The signing could tailor towards a merger like that of Air France-KLM in 2004. Both Air France and KLM are members of the same SkyTeam airline alliance and rely on two major hubs, Paris–Charles de Gaulle Airport and Amsterdam Airport Schiphol respectively.
The partnership framework between Kenya and SAA follows the Memorandum of Cooperation (MoC) that the two airlines signed on September 28 to exchange knowledge, expertise, innovation, digital technologies, and best practice between the two airlines. The signing of the Strategic Partnership Framework on Wednesday will see both airlines work together to increase passenger traffic, cargo opportunities, and general trade by taking advantage of strengths in South Africa, Kenya, and Africa.
It is expected that the partnership will also improve the financial viability of the two airlines. Customers will also benefit from more competitive price offerings for both passenger and cargo segments.
Kenyatta, Ramaphosa oversee deal
The signing of the agreement was witnessed by President Uhuru Kenyatta and his South African host, President Cyril Ramaphosa on the second day of President Kenyatta’s three-day State visit to South Africa. The Strategic Partnership Framework was signed by Kenya Airlines’ Chairman Michael Joseph and SAA Chairman John Lamola in Johannesburg.

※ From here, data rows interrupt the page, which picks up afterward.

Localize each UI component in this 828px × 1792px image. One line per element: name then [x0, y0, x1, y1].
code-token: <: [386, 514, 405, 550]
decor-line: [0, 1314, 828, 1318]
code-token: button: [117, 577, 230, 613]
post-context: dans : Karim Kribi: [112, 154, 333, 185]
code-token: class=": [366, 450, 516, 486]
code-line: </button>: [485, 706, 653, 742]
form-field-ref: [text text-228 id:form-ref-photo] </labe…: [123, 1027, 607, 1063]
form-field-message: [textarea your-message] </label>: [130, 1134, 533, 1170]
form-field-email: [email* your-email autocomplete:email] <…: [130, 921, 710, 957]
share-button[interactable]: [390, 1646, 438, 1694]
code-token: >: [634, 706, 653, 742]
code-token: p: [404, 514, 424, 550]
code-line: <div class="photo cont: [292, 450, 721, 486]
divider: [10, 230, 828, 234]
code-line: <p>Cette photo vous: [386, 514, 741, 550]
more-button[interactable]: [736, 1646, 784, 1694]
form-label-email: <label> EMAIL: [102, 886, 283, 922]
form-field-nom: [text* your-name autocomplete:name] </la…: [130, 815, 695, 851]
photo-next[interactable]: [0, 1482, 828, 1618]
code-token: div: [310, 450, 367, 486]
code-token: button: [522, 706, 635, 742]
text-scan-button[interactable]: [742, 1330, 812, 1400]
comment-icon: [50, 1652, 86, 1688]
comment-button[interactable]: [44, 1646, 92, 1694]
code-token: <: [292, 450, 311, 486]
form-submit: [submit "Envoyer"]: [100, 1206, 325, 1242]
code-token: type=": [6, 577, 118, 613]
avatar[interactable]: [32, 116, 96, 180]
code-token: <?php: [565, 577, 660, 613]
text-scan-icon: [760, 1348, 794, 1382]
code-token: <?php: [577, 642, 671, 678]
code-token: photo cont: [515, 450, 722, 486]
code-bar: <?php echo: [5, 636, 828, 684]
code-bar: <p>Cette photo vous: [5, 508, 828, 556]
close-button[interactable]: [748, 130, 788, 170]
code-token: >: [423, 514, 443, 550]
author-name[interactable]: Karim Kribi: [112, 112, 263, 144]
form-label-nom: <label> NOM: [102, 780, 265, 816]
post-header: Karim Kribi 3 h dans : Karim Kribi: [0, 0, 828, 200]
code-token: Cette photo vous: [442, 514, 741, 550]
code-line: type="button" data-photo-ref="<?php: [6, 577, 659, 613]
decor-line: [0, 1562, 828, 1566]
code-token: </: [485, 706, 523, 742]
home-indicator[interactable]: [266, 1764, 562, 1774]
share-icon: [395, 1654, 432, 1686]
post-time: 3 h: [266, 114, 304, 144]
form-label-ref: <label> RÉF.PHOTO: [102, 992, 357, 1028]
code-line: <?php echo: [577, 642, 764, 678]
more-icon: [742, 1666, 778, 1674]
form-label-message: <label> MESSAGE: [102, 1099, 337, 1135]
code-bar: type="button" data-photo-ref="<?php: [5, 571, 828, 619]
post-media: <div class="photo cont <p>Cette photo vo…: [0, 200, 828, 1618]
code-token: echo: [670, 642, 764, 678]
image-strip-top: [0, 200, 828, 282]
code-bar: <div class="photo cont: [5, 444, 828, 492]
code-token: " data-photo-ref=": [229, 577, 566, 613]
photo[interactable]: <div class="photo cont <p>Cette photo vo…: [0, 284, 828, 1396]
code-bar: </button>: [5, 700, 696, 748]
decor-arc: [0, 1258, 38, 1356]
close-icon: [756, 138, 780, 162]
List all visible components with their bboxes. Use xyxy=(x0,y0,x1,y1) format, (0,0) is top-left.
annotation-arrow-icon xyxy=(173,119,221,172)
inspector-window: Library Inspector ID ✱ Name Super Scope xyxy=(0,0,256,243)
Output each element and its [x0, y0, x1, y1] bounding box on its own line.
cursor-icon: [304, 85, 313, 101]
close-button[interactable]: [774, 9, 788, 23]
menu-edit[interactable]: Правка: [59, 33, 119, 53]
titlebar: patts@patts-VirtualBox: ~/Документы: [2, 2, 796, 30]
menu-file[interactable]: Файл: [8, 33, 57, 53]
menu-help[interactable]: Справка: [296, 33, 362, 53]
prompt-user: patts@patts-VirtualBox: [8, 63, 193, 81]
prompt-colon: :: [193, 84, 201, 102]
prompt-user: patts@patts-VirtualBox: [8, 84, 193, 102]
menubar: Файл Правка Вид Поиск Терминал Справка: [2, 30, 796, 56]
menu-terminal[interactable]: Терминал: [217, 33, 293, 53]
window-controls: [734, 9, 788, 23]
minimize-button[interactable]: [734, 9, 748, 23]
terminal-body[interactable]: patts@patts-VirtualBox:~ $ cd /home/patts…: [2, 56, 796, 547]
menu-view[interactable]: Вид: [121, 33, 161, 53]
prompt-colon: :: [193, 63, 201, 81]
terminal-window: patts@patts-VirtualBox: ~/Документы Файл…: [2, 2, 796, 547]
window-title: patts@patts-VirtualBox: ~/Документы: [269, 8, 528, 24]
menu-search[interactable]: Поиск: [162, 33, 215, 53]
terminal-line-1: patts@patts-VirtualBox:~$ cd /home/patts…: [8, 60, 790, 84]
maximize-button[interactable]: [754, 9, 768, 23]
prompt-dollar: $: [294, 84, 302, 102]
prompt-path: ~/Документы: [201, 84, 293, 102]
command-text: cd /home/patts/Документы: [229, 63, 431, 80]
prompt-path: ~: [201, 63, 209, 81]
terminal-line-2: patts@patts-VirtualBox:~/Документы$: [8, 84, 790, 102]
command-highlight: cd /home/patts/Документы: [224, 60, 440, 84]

The framework aligns well with the aspirations of the Africa Continental Free Trade Area Agreement (AfCFTA) of providing a single market for goods and services, facilitated by the movement of persons and goods to deepen the economic integration and prosperity of the African continent. It also includes demand recovery and other cost containment strategies which will aid the recovery of both carriers in an increasingly competitive African airline environment.
Speaking at the signing ceremony, Michael Joseph said: “This cooperation aligns with Kenya Airways’ core purpose of ‘Contributing to the sustainable development of Africa’ and is based on mutual benefits. It will increase connectivity through passenger traffic, cargo opportunities, while enhancing the implementation of the Africa Continental Free Trade Area Agreement (AfCFTA). The geolocation of the two countries will make the Pan-African Airline Group attractive by creating the most formidable Airline Group that is expected to take advantage of strengths in South Africa, Kenya, and Africa.”
Financial turnaround strategy
Both airlines remain committed to their financial turnaround strategy. One of the pillars to achieve this is coming together and combining assets to provide a more robust and ultimately competitive aviation ecosystem to pursue the commercial viability of both carriers.
On his part, SAA Chairman Lamola said: “The Strategic Partnership Framework will improve the financial viability of both airlines by creating the most formidable air transport connection in Africa by benefiting from at least two attractive hubs of Johannesburg and Nairobi. It will ignite the Kenya and South Africa tourism circuits, which account for significant portions of the respective country’s GDP.”
In a context of intense rivalry, the two legacy carriers faced multiple challenges that include but are not limited to high fleet renewal and maintenance costs, the advent of new business models, and regulatory changes. Since internal growth or competitors’ takeover may be hard, choosing to cooperate with each other makes sense. This form of partnership has indeed attracted many airlines in recent years and now covers a major part of global air traffic.
Indeed the Trans-Atlantic joint venture of Air France-KLM alone accounted for more than 20 percent of the overall Trans-Atlantic capacity in 2017 with 250 trans-Atlantic flights per day.
Africa’s market offers potentials
The African market offers strong growth potentials for airlines. According to the International Air Transport Association (IATA), provided that governments do not impose barriers to entry but embrace open skies, the continent is set to become one of the fastest-growing regions for aviation in the next 20 years with an annual expansion of nearly five percent. Airlines in and outside Africa are optimistic about the growing opportunities and huge potentials in the continent’s aviation industry.
In 2018, Africa’s largest airline by revenue and profit, Ethiopian Airlines signed a deal to acquire a 45 percent stake in Zambia Air, resurrecting the Zambian flag carrier more than two decades after its shutdown. Moreover, another sign that Africa’s aviation industry is witnessing an upturn is that low-cost airlines are beginning to serve second-tier cities on the continent; a trend that industry experts said would continue.